The Beaches of Agnes is certainly imaginative, but I felt it was somewhat boring, probably because I am pretty straight forward when it comes to documentaries. Though creative, I looked hard to see a little more informative content rather than disparate scenes from Varda's life, and there were many times when I was unclear what was real and what was recreated, which admittedly may have been intentional. This is a Cesar-winning film, and I can see its value, and I know that it will appeal to a certain audience, but I wasn't in it.

2 stars out of 5

Director: Doug Pray
USA - 2008 - English
Previous Screenings:
Sundance Film Festival 2009
Seattle International Film Festival 2009

Art & Copy is an intensive study of the advertising industry and the minds behind some of the most famous ad campaigns in advertising history.

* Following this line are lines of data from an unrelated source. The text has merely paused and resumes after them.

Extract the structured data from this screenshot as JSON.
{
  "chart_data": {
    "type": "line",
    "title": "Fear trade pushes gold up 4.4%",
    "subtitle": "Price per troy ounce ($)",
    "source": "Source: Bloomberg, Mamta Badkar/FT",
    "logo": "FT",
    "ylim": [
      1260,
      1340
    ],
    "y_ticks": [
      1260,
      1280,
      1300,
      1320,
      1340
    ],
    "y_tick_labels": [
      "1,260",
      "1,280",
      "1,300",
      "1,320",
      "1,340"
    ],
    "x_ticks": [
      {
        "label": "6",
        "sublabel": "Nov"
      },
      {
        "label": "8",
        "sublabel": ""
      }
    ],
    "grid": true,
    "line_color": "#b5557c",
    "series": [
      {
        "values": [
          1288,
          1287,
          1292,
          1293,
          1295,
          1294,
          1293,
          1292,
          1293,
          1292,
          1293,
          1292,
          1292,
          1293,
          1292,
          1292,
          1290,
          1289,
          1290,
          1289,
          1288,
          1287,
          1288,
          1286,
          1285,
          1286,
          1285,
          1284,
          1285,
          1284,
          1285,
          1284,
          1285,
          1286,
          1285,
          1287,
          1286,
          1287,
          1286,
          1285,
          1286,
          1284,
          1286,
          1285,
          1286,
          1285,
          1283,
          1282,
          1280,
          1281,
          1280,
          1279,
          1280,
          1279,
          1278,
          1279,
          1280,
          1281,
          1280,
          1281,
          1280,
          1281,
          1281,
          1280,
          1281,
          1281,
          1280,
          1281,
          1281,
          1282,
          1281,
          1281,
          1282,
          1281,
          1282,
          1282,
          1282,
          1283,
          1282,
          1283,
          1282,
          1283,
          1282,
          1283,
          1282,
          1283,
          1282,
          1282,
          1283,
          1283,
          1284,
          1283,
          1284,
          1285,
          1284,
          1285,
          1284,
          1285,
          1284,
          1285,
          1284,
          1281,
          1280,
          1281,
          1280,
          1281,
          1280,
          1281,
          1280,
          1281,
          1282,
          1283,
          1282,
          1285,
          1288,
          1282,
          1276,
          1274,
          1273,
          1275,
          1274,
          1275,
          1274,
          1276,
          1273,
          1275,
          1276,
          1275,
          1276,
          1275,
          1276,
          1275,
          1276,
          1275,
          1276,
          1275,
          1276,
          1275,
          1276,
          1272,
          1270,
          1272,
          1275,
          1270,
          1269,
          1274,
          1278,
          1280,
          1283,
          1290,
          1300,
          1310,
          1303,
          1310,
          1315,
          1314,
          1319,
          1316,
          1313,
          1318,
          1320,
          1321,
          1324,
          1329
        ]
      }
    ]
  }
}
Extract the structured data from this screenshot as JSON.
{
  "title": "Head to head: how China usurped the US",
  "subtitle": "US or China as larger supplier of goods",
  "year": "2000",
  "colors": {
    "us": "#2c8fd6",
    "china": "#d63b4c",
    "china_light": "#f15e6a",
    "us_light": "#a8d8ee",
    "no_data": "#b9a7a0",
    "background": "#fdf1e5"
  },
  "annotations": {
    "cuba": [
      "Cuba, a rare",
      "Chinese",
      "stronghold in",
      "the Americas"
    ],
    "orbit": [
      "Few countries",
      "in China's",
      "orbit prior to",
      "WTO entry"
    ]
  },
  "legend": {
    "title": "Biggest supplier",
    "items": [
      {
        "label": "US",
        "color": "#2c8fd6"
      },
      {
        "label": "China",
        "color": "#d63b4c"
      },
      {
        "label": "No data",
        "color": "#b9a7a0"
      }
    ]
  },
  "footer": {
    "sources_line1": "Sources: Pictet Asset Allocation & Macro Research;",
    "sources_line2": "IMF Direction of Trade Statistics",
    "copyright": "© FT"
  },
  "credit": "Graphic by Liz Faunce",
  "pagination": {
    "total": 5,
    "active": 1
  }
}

Billed as a look at the "real Mad Men" of the business, the film is an exquisite behind the scenes look at this influential industry.

With Art & Copy, name the iconic ad and you will get the story behind it, and probably an interview (and, if you're lucky, a primer on how the creative process works) with the people who created it. Some of the visionaries featured are Lee Clow (Apple Computers' 1984 and the current iPod campaign), Dan Wieden (Nike's "Just Do It" campaign) and my personal favorite, George Lois (Tommy Hilfiger, among others). These men (and some women) exhibit incredible creativity, vision and foresight, and the net result is usually something incredibly simple like, "Got Milk?" that can make people slap their foreheads and wonder why they didn't think of it first.

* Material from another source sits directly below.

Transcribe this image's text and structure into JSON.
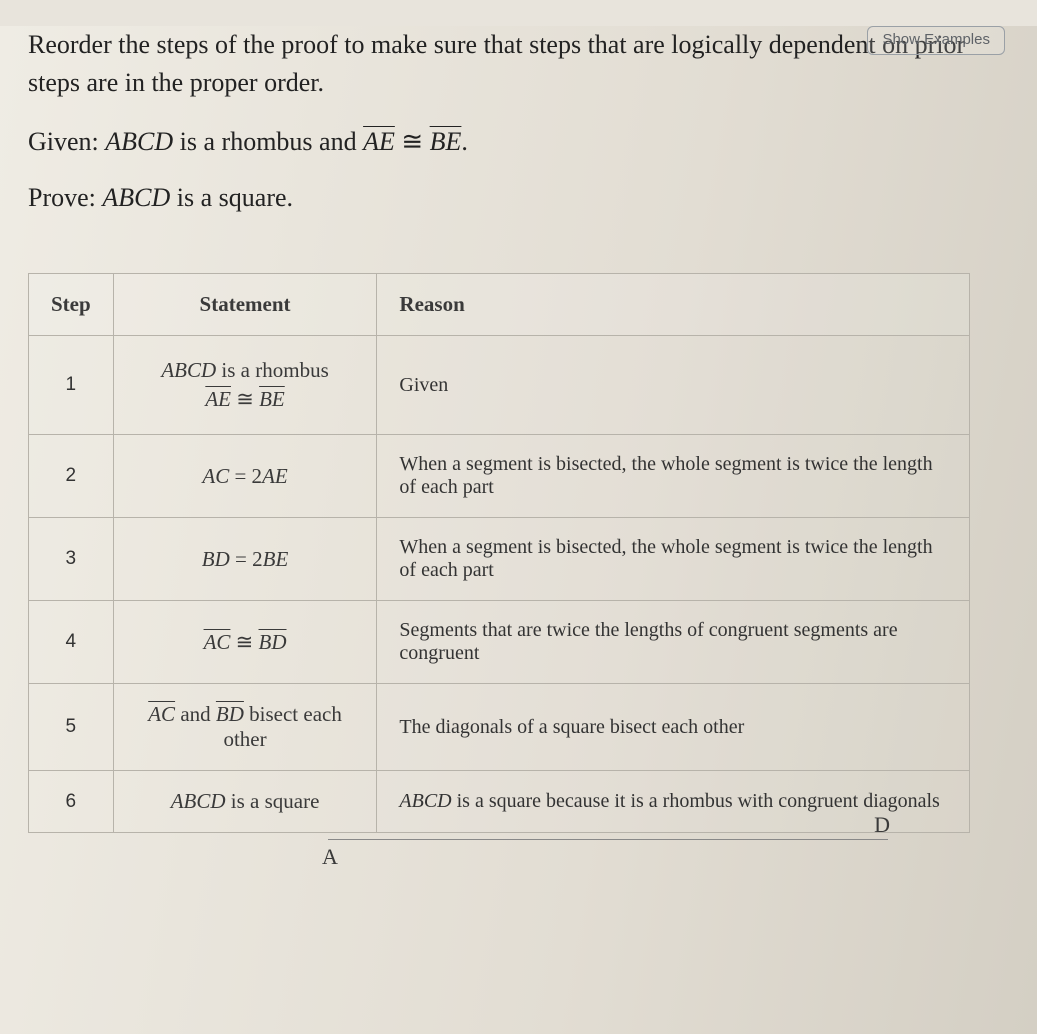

Hearing the stories behind the ads is a wonderful thing to witness, and are at times funny and poignant. When discussing his inspiration behind the "Just Do It" campaign for Nike, Chow reveals that he actually heard about Gary Gilmore, who, while in the electric chair was asked for final words which were "Let's Do It", which obviously struck a nerve. Within the same campaign, while promoting women and girls in sports, the filmmakers played Nike's "If you let me play sports" commercial featuring young girls telling the camera the benefits of female sports participation, and there was barely a dry eye in the theater.

Personally, I would have found this film fascinating even if it weren't as well done based on my profession. Being in Marketing, I considered everything I was seeing as a learning experience and sage advice. One favorite tip: "I never work with a committee. People have a committee in the first place to share the blame." Though most of them have different personalities, most are colorful (especially Lois, who garnered the most laughs with his dark humor and sailor-like vocabulary) but all have the passion for their profession in common. Watching Art & Copy is a sublime experience, and in doing so, it partially follows a philosophy that is postulated during the film: It's not about the product, it's about people wanting to be part of the group that "gets it", whether it be humor or whatnot. In this case, the product was outstanding and I wanted to be part of their group.